Einbrecher jagen mit Taxi

Im November geht es hoch her für Einbrecher. Irgendwie logisch, das Geld für die Weihnachtsgeschenke muss ja irgendwo herkommen. Die Zeit berichtet über eine Nacht mit Zivilfahndern.

„In dieser Nacht im Herbst müssen Taxi und Oskar einen wichtigen Auftrag erfüllen: Sie sollen Diebe und Einbrecher fangen. Sie sollen das Gefühl von Sicherheit zurückholen. Der Auftrag kommt von ganz oben, vom LKA, das zusätzlich auch Order aus der Innenbehörde hat. Denn eine Wahl steht an. Und Hamburger Bürger reagieren vor Wahlen besonders sensibel auf das Thema Sicherheit, das weiß man in der SPD spätestens seit dem Aufstieg eines gewissen Richters Gnadenlos.“

(Quelle: www.zeit.de)

Die Zahl der Einbrüche hatte in Hamburg zu Beginn des Jahres stark zugenommen, viele Hamburger haben Angst vor Einbrechern. Die Aufklärungsquote ist nicht gerade toll. Bald sind Wahlen, daher muss etwas passieren.

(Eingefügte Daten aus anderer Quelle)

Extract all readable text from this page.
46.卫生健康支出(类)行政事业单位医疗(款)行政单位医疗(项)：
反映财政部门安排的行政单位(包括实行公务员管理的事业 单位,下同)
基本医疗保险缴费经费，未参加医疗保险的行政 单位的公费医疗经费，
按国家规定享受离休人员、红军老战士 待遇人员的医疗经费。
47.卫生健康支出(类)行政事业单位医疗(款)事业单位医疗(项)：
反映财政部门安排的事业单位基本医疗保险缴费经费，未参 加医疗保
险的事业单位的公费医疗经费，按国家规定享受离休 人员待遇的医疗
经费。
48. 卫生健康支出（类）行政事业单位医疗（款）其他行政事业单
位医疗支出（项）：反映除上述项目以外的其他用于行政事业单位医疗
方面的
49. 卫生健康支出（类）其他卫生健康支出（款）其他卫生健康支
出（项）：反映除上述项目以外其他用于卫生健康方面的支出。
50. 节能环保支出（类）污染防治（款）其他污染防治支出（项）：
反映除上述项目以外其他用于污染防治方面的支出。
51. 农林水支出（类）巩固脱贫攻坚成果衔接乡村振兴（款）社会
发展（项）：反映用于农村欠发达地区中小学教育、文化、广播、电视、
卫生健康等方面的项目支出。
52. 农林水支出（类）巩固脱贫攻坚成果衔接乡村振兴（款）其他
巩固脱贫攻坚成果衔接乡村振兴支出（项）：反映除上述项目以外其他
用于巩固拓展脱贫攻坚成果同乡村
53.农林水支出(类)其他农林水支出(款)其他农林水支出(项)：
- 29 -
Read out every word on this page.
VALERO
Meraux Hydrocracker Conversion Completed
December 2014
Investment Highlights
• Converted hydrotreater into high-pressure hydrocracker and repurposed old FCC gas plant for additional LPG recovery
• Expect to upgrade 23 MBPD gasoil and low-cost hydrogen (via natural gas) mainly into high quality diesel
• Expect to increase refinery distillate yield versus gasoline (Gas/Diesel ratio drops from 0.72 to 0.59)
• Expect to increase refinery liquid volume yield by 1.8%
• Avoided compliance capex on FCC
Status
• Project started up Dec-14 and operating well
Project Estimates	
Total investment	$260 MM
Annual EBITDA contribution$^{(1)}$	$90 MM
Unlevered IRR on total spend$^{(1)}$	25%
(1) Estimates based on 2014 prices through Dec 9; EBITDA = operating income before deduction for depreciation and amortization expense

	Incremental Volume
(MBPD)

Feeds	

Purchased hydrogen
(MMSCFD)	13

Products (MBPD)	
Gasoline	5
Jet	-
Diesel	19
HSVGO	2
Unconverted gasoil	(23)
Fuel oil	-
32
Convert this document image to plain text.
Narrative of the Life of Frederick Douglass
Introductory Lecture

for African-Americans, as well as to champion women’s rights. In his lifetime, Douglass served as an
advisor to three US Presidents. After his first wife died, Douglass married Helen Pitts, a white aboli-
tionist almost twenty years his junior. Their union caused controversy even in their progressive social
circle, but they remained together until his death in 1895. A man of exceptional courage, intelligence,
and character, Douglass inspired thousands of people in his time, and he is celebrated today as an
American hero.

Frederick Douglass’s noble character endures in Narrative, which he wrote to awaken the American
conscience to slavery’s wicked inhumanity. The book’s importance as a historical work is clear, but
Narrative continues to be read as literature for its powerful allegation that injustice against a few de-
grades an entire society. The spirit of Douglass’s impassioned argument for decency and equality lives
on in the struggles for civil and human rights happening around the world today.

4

„Dennoch hat die Polizei eine „Herbstoffensive“ gestartet: mit 100 Beamten im Einsatz. Mit acht Zivilfahndern in dieser Nacht allein in Billstedt. Mit Oskar, der seit 30 Jahren hier ermittelt und eigentlich Kay-Gerhard Tegtmeyer heißt. Und Taxi, der jünger ist und es sicherheitshalber beim Codenamen Taxi belässt.“

(Quelle: www.zeit.de)

SicherheitGejagt wird mit einer Top-Ten Liste. Einen jungen Mann von dieser Liste schnappen Oskar und Taxi in dieser Nacht.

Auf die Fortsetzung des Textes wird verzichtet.